Кузя со злостью вывел первую палочку в букве «и» и от огорчения провел ее так далеко, что она возле нарисованного «ш» стала походить на долговязого Олега рядом с толстым Вовкой Пончиком. Несколько секунд Кузя в немом изумлении смотрел на палочку, а потом встал и решительно направился к двери.

Двор был залит солнцем. Сиреневая прохладная тень окутывала только тот угол двора, где под двумя раскидистыми кленами работали ребята. Пончик старательно отмеривал доски клеенчатым портновским сантиметром. Этот сантиметр он принес из дому и никому не давал. Женька с Олегом переносили доски к скамье и отпиливали по Вовкиным меткам. После этого доски переходили к Косте. Единственным рубанком он обстругивал их на двух наспех сколоченных козлах. Мишка Кутырин старательно обтесывал топором толстые чурбачки — ножки будущих стола и скамеек. Степка и Таня выкапывали ямки, в которые эти чурбачки надлежало вкопать. Шагая через двор прихрамывающей походкой, Кузя видел, как Таня, должно быть шутки ради, подхватила своей лопатой кучу земли и со смехом швырнула в ямку, которую рыл Степка. Тот ловко поймал лоток Таниной лопаты и стал тянуть к себе. Оба хохотали.

— Степа! — окликнул Данилова Костя. — Посмотри, хорошо получается или нет?

Степка с удивлением взглянул на Гвоздева. Разве он больше Кости понимает, хорошо или нет обструганы доски? Вообще Степка все чаще стал замечать, что Костя не может оставаться равнодушным, если видит, как он разговаривает с Таней. Не нравится ему, что ли, что Степка с ней дружит? Почему?

— Ничего, — сказал Степка, подойдя к Косте и потрогав шершавую доску. — Хорошо получается.

Ребята тотчас же обступили Костю, словно он позвал не одного Степку, а всех. Все принялись гладить доску ладонями, и Вовка немедленно занозил руку. Он захныкал, будто бы под кожу ему вонзилась не крохотная щепочка, а целое бревно.

— Давай я вытащу, — сказала Таня, вынимая из отворота кофточки иголку. — Да не дергайся! — прикрикнула она. — Степка, подержи его за руку.

Она быстро подцепила занозу кончиком иголки, выдернула и взглянула на Вовку с насмешкой.

— Вот неженка!

— И ничего я не неженка, — надулся Вовка. — Мне и не больно даже было.

— Не больно! — фыркнул Олег. — А сам хныкал.

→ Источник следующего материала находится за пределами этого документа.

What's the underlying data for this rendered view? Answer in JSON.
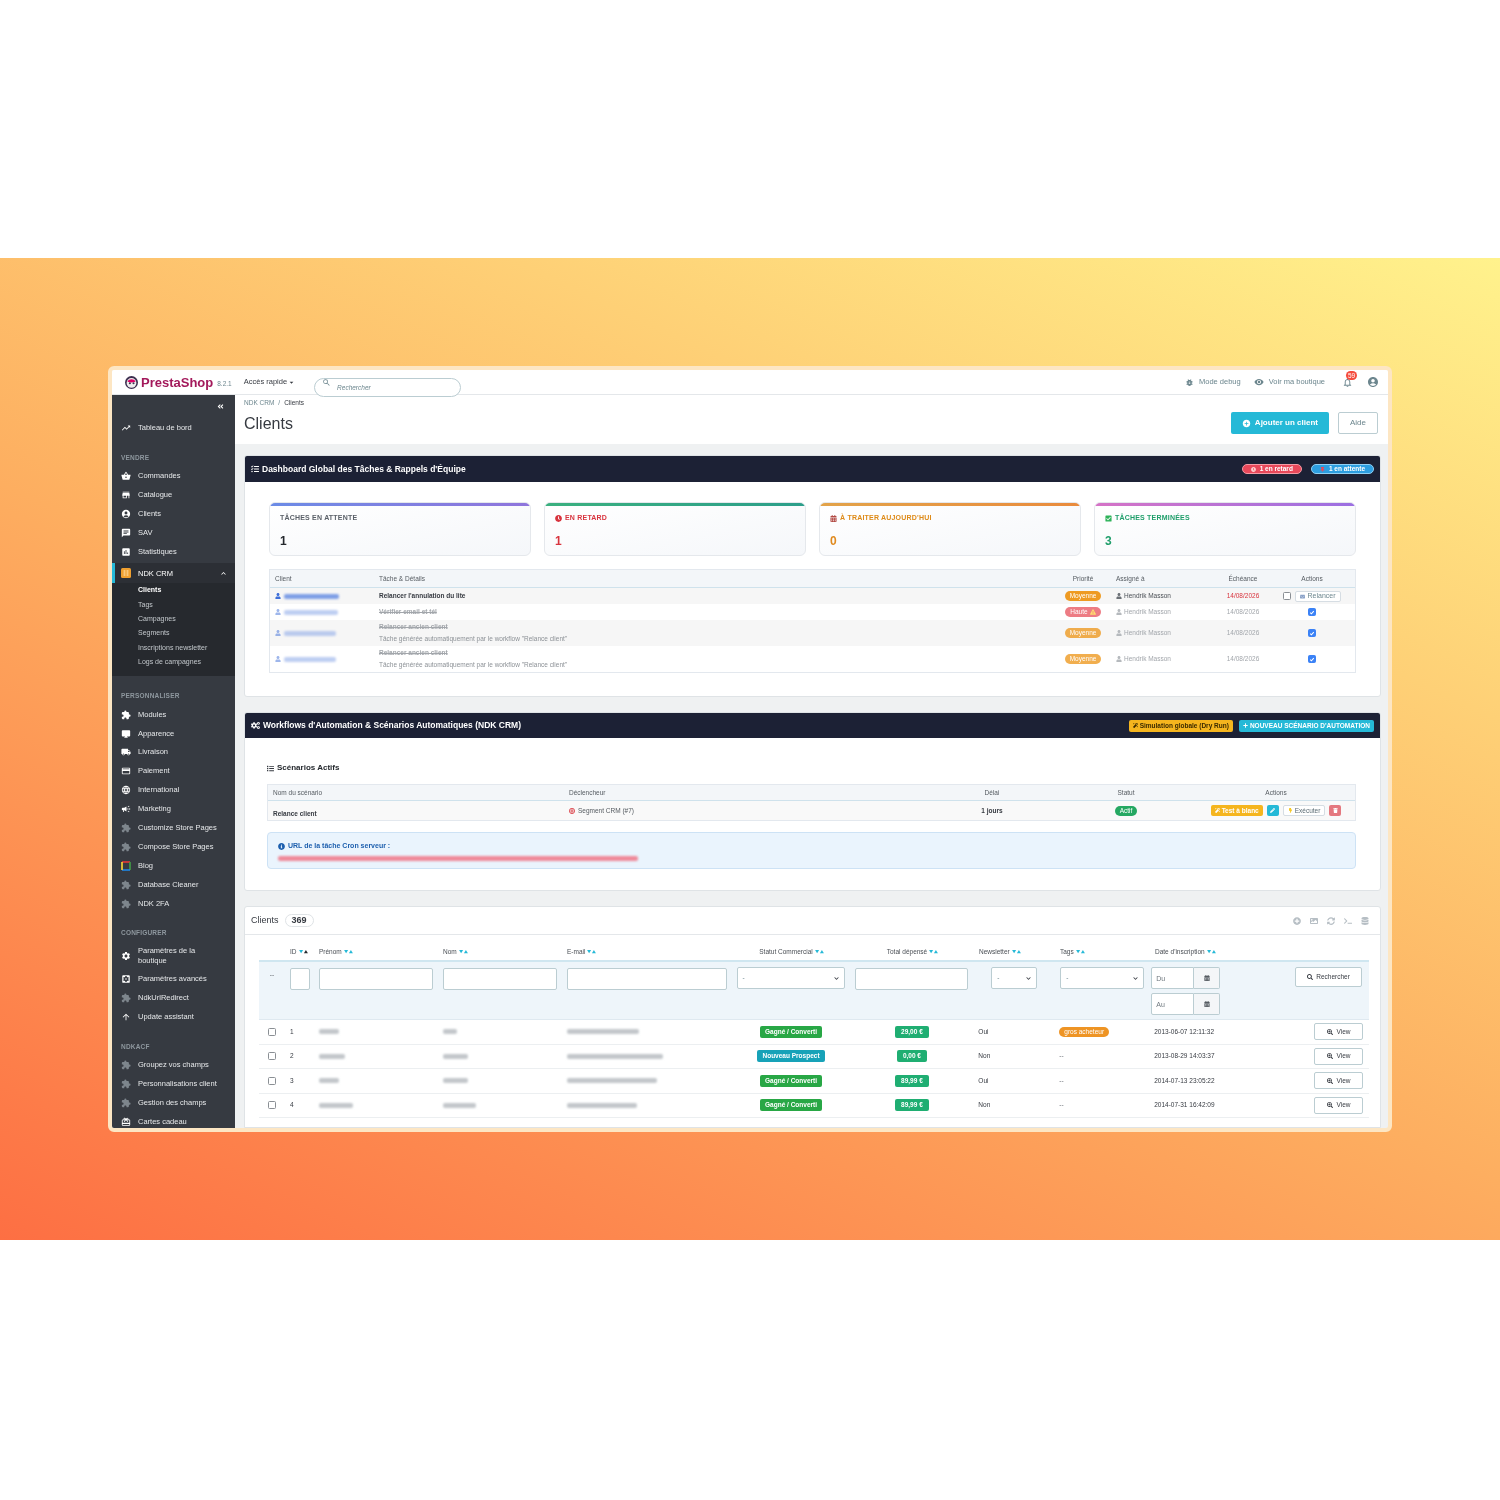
{
  "header": {
    "logo": "PrestaShop",
    "version": "8.2.1",
    "quick_access": "Accès rapide",
    "search": {
      "placeholder": "Rechercher"
    },
    "links": [
      {
        "label": "Mode debug",
        "kind": "debug"
      },
      {
        "label": "Voir ma boutique",
        "kind": "shop"
      }
    ],
    "notifications": "59"
  },
  "sidebar": {
    "sections": [
      {
        "items": [
          {
            "label": "Tableau de bord",
            "selected": false
          }
        ]
      },
      {
        "title": "VENDRE",
        "items": [
          {
            "label": "Commandes",
            "selected": false
          },
          {
            "label": "Catalogue",
            "selected": false
          },
          {
            "label": "Clients",
            "selected": false
          },
          {
            "label": "SAV",
            "selected": false
          },
          {
            "label": "Statistiques",
            "selected": false
          },
          {
            "label": "NDK CRM",
            "selected": true,
            "expanded": true,
            "children": [
              {
                "label": "Clients",
                "selected": true
              },
              {
                "label": "Tags",
                "selected": false
              },
              {
                "label": "Campagnes",
                "selected": false
              },
              {
                "label": "Segments",
                "selected": false
              },
              {
                "label": "Inscriptions newsletter",
                "selected": false
              },
              {
                "label": "Logs de campagnes",
                "selected": false
              }
            ]
          }
        ]
      },
      {
        "title": "PERSONNALISER",
        "items": [
          {
            "label": "Modules",
            "selected": false
          },
          {
            "label": "Apparence",
            "selected": false
          },
          {
            "label": "Livraison",
            "selected": false
          },
          {
            "label": "Paiement",
            "selected": false
          },
          {
            "label": "International",
            "selected": false
          },
          {
            "label": "Marketing",
            "selected": false
          },
          {
            "label": "Customize Store Pages",
            "selected": false
          },
          {
            "label": "Compose Store Pages",
            "selected": false
          },
          {
            "label": "Blog",
            "selected": false
          },
          {
            "label": "Database Cleaner",
            "selected": false
          },
          {
            "label": "NDK 2FA",
            "selected": false
          }
        ]
      },
      {
        "title": "CONFIGURER",
        "items": [
          {
            "label": "Paramètres de la boutique",
            "selected": false
          },
          {
            "label": "Paramètres avancés",
            "selected": false
          },
          {
            "label": "NdkUrlRedirect",
            "selected": false
          },
          {
            "label": "Update assistant",
            "selected": false
          }
        ]
      },
      {
        "title": "NDKACF",
        "items": [
          {
            "label": "Groupez vos champs",
            "selected": false
          },
          {
            "label": "Personnalisations client",
            "selected": false
          },
          {
            "label": "Gestion des champs",
            "selected": false
          },
          {
            "label": "Cartes cadeau",
            "selected": false
          }
        ]
      }
    ]
  },
  "page": {
    "breadcrumb": {
      "items": [
        "NDK CRM",
        "Clients"
      ],
      "separator": "/"
    },
    "title": "Clients",
    "actions": [
      {
        "label": "Ajouter un client",
        "kind": "primary"
      },
      {
        "label": "Aide",
        "kind": "outline"
      }
    ]
  },
  "dashboard": {
    "title": "Dashboard Global des Tâches & Rappels d'Équipe",
    "badges": [
      {
        "label": "1 en retard",
        "kind": "danger"
      },
      {
        "label": "1 en attente",
        "kind": "info"
      }
    ],
    "stats": [
      {
        "label": "TÂCHES EN ATTENTE",
        "value": "1",
        "kind": "pending"
      },
      {
        "label": "EN RETARD",
        "value": "1",
        "kind": "overdue"
      },
      {
        "label": "À TRAITER AUJOURD'HUI",
        "value": "0",
        "kind": "today"
      },
      {
        "label": "TÂCHES TERMINÉES",
        "value": "3",
        "kind": "done"
      }
    ],
    "tasks": {
      "columns": [
        "Client",
        "Tâche & Détails",
        "Priorité",
        "Assigné à",
        "Échéance",
        "Actions"
      ],
      "rows": [
        {
          "task": "Relancer l'annulation du lite",
          "priority": {
            "label": "Moyenne",
            "kind": "medium"
          },
          "assignee": "Hendrik Masson",
          "due": "14/08/2026",
          "overdue": true,
          "done": false,
          "action": "Relancer"
        },
        {
          "task": "Vérifier email et tél",
          "priority": {
            "label": "Haute",
            "kind": "high"
          },
          "assignee": "Hendrik Masson",
          "due": "14/08/2026",
          "overdue": false,
          "done": true
        },
        {
          "task": "Relancer ancien client",
          "details": "Tâche générée automatiquement par le workflow \"Relance client\"",
          "priority": {
            "label": "Moyenne",
            "kind": "medium"
          },
          "assignee": "Hendrik Masson",
          "due": "14/08/2026",
          "overdue": false,
          "done": true
        },
        {
          "task": "Relancer ancien client",
          "details": "Tâche générée automatiquement par le workflow \"Relance client\"",
          "priority": {
            "label": "Moyenne",
            "kind": "medium"
          },
          "assignee": "Hendrik Masson",
          "due": "14/08/2026",
          "overdue": false,
          "done": true
        }
      ]
    }
  },
  "workflows": {
    "title": "Workflows d'Automation & Scénarios Automatiques (NDK CRM)",
    "actions": [
      {
        "label": "Simulation globale (Dry Run)",
        "kind": "simulate"
      },
      {
        "label": "NOUVEAU SCÉNARIO D'AUTOMATION",
        "kind": "create"
      }
    ],
    "scenarios": {
      "title": "Scénarios Actifs",
      "columns": [
        "Nom du scénario",
        "Déclencheur",
        "Délai",
        "Statut",
        "Actions"
      ],
      "rows": [
        {
          "name": "Relance client",
          "trigger": "Segment CRM (#7)",
          "delay": "1 jours",
          "status": "Actif",
          "active": true,
          "actions": [
            {
              "kind": "test",
              "label": "Test à blanc"
            },
            {
              "kind": "edit"
            },
            {
              "kind": "run",
              "label": "Exécuter"
            },
            {
              "kind": "delete"
            }
          ]
        }
      ]
    },
    "cron": {
      "title": "URL de la tâche Cron serveur :"
    }
  },
  "clients": {
    "title": "Clients",
    "count": "369",
    "columns": [
      {
        "label": "ID",
        "sorted": true
      },
      {
        "label": "Prénom",
        "sorted": false
      },
      {
        "label": "Nom",
        "sorted": false
      },
      {
        "label": "E-mail",
        "sorted": false
      },
      {
        "label": "Statut Commercial",
        "sorted": false
      },
      {
        "label": "Total dépensé",
        "sorted": false
      },
      {
        "label": "Newsletter",
        "sorted": false
      },
      {
        "label": "Tags",
        "sorted": false
      },
      {
        "label": "Date d'inscription",
        "sorted": false
      }
    ],
    "filters": {
      "lead": "--",
      "fields": [
        {
          "kind": "text"
        },
        {
          "kind": "text"
        },
        {
          "kind": "text"
        },
        {
          "kind": "text"
        },
        {
          "kind": "select",
          "value": "-"
        },
        {
          "kind": "text"
        },
        {
          "kind": "select",
          "value": "-"
        },
        {
          "kind": "select",
          "value": "-"
        },
        {
          "kind": "date_range",
          "from": {
            "placeholder": "Du"
          },
          "to": {
            "placeholder": "Au"
          }
        }
      ],
      "search_button": "Rechercher"
    },
    "rows": [
      {
        "id": "1",
        "checked": false,
        "status": {
          "label": "Gagné / Converti",
          "kind": "won"
        },
        "total": "29,00 €",
        "newsletter": "Oui",
        "tags": {
          "kind": "tag",
          "label": "gros acheteur"
        },
        "date": "2013-06-07 12:11:32",
        "action": "View"
      },
      {
        "id": "2",
        "checked": false,
        "status": {
          "label": "Nouveau Prospect",
          "kind": "prospect"
        },
        "total": "0,00 €",
        "newsletter": "Non",
        "tags": {
          "kind": "none",
          "label": "--"
        },
        "date": "2013-08-29 14:03:37",
        "action": "View"
      },
      {
        "id": "3",
        "checked": false,
        "status": {
          "label": "Gagné / Converti",
          "kind": "won"
        },
        "total": "89,99 €",
        "newsletter": "Oui",
        "tags": {
          "kind": "none",
          "label": "--"
        },
        "date": "2014-07-13 23:05:22",
        "action": "View"
      },
      {
        "id": "4",
        "checked": false,
        "status": {
          "label": "Gagné / Converti",
          "kind": "won"
        },
        "total": "89,99 €",
        "newsletter": "Non",
        "tags": {
          "kind": "none",
          "label": "--"
        },
        "date": "2014-07-31 16:42:09",
        "action": "View"
      }
    ]
  }
}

— А с тобой не разговаривают! — покраснев, огрызнулся Вовка. — Не знаешь, а тоже… критику наводишь. Такая заноза, если хочешь знать, может залезть в тело и начнет там ходить. Дойдет до сердца и воткнется. Очень просто даже умереть можно.

Женька засмеялся.

— Ой, Пончик! — хохотал он. — Жалко, что Таня вытащила занозу! Вдруг она тебе в язык бы впилась! Предлагаю специально занозить Пончика! Кто «за»?

Вслед за Женькой все стали смеяться над незадачливым Вовкой. Только Кузя стоял, хмуро поглядывая на развеселившихся ребят, видно дожидаясь, когда хохот прекратится.

— А вот и наш Репин! — закричал Женька, заметив его. — Ну что? Насадил на шило неплательщика?

— Никого я не насадил, — дрогнувшим голосом сказал Кузя. — И рисовать я больше не буду. Только всю бумагу испорчу.

— Как это испортишь? — с веселой угрозой воскликнул Зажицкий. — Кто тебе позволит? Наша общественная бумага, а ты…

— Пускай общественная, — упрямо мотнул головой Кузя. — Я не умею рисовать. Говорил ведь, что не умею. Сам рисуй, если хочешь.

Застенчивый, молчаливый Кузя был неузнаваем. Сообразив, что Парамонов всерьез отказывается рисовать, Женька растерянно обернулся к Степке.